- Starring: Hunter Ellis
- Country of origin: United States
- No. of episodes: 24

Production
- Running time: 60 minutes

Original release
- Network: History Channel
- Release: 2005 – 2006

= Man, Moment, Machine =

Man, Moment, Machine is a television series which aired on the History Channel and was hosted by Hunter Ellis. It documented important events of history and detailed about a machine, the point of time it was made, how it was made, and the outcome.

==Production==
The show explores historical instances where human-machine cooperation led to transformative events or achieved technological milestones. The show's first season had 14 episodes. The show was produced by Edelman Productions and staffed by five crew members and six cast members. For the show's second season, the episode about the Apollo 13 mission was filmed at the Cosmosphere. The production team visited Mare Island to film three episodes.

== Episodes ==

===Season 1===

1. Hunting Bonnie and Clyde
2. The Great Sub Rescue
3. Doolittle's Daring Raid
4. Stormin' Norman and the Abrams Tank
5. Shot Down: The U-2 Spyplane
6. Mine Rescue Mask
7. Wernher von Braun and the V2 Rocket
8. Thomas Edison and the Electric Chair
9. Howard Hughes and the Spruce Goose
10. Ultimate Weapon: Oppenheimer and the Atomic Bomb
11. The Higgins Landing Craft
12. Dam Buster: World War II's Bouncing Bomb
13. 25,000 Miles non-stop: Voyager Spacecraft
14. Sikorsky and the Rescue Chopper

==Season 2==

1. Apollo 13: Triumph on the Dark Side
2. Patton and the Desperate Tank Attack
3. Alexander the Great and the Torsion Catapult
4. Al Capone and the Machine Gun Massacre
5. Stormin' Norman and the Stealth Fighter
6. Lincoln and the Flying Spy Machine
7. Alexander Graham Bell and the Astonishing Telephone
8. Da Vinci and the Handgun
9. The Red Baron and the Wings of Death
10. Saddam Hussein and the Nerve Gas Atrocity
11. Galileo and the Sinful Spy Glass
12. Enzo Ferrari and the Historic Race
13. JFK and the Crisis Crusader

==Reception==
Sierra Filucci of Common Sense Media penned a mixed review of the show.

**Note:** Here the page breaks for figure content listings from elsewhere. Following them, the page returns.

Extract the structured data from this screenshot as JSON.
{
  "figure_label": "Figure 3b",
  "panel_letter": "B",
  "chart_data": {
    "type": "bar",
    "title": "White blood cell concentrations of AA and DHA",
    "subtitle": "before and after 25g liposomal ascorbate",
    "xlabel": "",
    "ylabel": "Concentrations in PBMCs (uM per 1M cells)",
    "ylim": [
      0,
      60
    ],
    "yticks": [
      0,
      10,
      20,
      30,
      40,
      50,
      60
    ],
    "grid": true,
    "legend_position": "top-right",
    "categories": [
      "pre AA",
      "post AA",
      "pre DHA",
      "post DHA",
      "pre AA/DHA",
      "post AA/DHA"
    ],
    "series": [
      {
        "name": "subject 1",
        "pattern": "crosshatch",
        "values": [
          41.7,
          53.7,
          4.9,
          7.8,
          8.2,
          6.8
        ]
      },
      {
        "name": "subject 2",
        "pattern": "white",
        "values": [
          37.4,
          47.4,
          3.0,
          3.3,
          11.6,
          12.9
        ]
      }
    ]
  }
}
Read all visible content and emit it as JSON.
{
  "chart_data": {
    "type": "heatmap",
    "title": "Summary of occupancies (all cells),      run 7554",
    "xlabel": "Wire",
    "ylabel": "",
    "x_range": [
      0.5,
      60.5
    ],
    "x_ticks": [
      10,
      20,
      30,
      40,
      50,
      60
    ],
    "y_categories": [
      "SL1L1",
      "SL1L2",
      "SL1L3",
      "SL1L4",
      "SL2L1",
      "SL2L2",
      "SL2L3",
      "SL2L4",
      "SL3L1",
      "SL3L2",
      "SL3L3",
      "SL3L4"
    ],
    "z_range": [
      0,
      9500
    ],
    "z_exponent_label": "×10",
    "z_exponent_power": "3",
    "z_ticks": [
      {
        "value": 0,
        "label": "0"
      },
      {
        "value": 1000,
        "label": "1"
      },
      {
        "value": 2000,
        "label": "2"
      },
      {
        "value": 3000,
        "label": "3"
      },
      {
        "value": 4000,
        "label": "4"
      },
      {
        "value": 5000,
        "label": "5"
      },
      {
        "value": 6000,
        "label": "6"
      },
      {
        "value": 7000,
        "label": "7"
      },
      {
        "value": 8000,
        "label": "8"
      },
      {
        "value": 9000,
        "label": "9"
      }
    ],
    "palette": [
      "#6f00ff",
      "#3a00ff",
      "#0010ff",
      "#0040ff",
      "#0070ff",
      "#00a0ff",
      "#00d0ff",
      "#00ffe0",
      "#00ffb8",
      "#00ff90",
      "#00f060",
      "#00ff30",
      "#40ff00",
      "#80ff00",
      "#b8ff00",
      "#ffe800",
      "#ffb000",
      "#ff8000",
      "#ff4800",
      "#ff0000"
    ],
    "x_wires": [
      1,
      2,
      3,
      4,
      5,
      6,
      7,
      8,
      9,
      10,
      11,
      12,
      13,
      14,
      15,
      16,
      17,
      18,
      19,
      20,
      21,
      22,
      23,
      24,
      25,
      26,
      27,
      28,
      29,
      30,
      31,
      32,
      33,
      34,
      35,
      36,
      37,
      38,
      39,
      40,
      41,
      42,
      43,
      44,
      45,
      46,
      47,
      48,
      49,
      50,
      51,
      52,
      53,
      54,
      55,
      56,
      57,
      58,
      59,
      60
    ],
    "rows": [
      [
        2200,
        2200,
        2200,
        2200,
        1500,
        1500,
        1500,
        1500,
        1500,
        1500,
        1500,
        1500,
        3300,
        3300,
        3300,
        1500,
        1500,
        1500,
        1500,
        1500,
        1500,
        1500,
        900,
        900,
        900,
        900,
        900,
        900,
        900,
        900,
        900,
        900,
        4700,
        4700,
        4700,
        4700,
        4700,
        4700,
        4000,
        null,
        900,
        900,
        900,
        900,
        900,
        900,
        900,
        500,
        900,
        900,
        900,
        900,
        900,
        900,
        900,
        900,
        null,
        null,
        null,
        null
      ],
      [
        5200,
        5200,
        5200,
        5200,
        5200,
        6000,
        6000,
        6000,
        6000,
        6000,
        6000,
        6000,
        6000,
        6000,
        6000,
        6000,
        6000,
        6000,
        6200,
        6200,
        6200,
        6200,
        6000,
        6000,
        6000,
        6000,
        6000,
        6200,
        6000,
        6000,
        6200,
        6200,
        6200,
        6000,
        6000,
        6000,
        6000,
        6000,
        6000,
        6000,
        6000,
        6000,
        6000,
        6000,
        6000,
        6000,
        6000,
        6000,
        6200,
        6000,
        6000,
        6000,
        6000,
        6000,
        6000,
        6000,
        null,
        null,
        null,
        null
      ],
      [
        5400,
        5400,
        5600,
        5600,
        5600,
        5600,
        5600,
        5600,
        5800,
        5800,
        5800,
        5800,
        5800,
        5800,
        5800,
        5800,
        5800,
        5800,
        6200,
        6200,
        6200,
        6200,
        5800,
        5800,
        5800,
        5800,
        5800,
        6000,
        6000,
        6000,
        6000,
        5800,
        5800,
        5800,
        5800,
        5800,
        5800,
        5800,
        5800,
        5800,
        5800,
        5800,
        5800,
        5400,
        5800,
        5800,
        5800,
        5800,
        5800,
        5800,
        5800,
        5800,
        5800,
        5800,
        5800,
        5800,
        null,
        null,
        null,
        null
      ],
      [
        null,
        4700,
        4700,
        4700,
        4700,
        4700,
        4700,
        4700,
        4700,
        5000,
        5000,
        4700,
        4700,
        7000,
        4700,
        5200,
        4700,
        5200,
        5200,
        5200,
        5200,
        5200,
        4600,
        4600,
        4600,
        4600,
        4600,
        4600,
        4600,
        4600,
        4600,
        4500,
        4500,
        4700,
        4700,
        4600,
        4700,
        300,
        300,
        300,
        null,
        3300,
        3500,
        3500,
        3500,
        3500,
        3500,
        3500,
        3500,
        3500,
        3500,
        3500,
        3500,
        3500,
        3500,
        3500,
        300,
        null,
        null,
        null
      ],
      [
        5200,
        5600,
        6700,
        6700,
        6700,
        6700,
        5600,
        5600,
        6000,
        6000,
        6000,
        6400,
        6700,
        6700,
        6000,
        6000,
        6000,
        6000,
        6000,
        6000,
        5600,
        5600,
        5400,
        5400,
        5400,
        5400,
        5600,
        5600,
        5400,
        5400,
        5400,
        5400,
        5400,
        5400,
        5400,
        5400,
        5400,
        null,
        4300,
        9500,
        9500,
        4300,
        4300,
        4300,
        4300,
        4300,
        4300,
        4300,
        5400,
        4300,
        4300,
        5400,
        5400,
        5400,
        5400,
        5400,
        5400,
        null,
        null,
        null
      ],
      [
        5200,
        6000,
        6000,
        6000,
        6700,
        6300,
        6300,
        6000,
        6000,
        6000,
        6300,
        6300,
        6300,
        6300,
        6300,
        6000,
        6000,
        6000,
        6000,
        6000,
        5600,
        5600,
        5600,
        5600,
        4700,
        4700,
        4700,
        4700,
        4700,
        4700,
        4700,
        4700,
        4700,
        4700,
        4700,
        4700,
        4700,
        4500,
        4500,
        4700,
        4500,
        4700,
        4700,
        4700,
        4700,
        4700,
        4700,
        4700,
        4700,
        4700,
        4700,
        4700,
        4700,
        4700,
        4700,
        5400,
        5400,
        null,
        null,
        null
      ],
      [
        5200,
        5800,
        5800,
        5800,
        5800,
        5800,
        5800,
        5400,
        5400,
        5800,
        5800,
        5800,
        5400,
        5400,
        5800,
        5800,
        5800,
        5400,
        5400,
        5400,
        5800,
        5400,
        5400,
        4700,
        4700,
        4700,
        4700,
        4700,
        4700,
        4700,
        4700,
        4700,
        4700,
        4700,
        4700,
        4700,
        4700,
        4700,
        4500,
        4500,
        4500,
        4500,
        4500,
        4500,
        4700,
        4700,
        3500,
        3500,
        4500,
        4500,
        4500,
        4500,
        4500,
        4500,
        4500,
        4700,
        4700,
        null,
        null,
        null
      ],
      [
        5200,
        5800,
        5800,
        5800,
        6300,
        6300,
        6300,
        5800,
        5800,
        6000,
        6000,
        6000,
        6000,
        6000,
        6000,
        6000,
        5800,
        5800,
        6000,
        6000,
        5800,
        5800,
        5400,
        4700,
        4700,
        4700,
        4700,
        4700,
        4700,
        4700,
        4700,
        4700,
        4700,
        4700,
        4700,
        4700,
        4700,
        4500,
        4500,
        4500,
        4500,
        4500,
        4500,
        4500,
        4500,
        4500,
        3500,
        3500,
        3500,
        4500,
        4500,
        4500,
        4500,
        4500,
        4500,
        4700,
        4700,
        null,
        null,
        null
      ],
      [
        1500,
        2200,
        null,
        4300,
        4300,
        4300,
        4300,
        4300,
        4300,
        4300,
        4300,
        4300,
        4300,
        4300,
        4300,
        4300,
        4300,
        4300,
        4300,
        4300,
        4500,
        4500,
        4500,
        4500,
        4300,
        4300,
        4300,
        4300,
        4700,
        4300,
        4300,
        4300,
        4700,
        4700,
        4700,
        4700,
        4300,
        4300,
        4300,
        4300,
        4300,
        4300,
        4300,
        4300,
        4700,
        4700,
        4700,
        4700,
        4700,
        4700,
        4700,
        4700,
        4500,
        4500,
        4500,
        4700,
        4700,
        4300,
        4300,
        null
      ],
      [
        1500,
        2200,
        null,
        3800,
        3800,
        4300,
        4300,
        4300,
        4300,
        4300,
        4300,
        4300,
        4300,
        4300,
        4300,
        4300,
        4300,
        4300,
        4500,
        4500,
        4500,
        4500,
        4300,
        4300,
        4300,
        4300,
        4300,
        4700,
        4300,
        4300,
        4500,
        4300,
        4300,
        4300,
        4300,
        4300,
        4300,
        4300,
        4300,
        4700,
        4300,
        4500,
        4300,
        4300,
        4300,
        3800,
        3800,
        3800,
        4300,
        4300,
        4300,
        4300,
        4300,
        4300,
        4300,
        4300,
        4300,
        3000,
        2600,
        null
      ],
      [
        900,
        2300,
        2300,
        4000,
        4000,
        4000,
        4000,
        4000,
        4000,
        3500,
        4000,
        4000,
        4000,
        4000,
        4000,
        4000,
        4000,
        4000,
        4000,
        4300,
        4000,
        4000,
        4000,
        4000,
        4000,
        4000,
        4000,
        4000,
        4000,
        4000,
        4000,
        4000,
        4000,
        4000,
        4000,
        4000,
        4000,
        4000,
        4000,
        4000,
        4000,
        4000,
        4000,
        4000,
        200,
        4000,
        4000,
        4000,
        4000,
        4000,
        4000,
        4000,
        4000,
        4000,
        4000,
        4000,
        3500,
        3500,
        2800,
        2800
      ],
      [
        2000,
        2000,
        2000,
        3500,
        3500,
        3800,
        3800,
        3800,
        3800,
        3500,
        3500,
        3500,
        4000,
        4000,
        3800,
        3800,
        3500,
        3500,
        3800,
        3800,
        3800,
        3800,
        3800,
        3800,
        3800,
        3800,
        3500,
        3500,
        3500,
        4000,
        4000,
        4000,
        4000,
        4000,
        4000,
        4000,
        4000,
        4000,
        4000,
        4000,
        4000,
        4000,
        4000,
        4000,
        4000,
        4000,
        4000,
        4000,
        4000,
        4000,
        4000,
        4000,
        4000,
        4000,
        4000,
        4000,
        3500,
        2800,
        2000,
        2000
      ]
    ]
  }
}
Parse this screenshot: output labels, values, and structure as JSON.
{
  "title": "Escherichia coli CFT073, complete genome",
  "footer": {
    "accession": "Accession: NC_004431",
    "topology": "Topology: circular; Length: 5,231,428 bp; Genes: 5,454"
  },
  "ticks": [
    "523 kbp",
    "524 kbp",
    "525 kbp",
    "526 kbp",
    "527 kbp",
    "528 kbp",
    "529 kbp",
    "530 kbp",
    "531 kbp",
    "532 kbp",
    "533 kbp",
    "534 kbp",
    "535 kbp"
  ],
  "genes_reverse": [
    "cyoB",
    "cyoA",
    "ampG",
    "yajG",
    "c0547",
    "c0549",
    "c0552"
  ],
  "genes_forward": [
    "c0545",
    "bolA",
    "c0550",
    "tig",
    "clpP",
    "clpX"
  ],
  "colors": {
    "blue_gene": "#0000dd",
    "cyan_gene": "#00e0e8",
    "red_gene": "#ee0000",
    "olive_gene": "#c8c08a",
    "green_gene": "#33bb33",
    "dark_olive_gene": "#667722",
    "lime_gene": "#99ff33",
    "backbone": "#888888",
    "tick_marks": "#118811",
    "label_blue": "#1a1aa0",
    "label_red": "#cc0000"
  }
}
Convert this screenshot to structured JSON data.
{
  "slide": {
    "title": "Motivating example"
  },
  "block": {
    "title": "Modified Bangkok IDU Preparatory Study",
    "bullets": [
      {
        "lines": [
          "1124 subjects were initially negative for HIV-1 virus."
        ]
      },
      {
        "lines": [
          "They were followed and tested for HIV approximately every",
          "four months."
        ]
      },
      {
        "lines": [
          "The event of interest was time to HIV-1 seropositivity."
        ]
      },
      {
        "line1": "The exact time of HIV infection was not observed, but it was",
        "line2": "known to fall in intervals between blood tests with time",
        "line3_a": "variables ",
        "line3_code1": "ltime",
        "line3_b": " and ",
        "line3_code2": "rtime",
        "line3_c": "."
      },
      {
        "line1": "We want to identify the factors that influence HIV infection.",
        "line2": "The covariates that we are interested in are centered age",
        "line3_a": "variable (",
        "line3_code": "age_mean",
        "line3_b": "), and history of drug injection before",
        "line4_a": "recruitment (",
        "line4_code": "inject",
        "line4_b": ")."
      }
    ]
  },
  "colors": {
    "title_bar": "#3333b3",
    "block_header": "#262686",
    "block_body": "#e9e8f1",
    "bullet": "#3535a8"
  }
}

She praised the show for how "its unique method of storytelling" could "bring a new energy to a familiar event". She criticized the show, writing, "But aside from its relatively innovative approach, the show feels a lot like many other documentary-style programs that look back on historical moments." In a mixed review, Angus Batey of The Times wrote about the episode featuring Barnes Wallis and the bouncing bomb, "The approach irritates: the American actors' accents slip in the numerous reconstructions, and the presenter, Hunter Ellis, strolls around tropical locations for no real reason. But the story of a determined inventor helping to win the war is strong enough to triumph."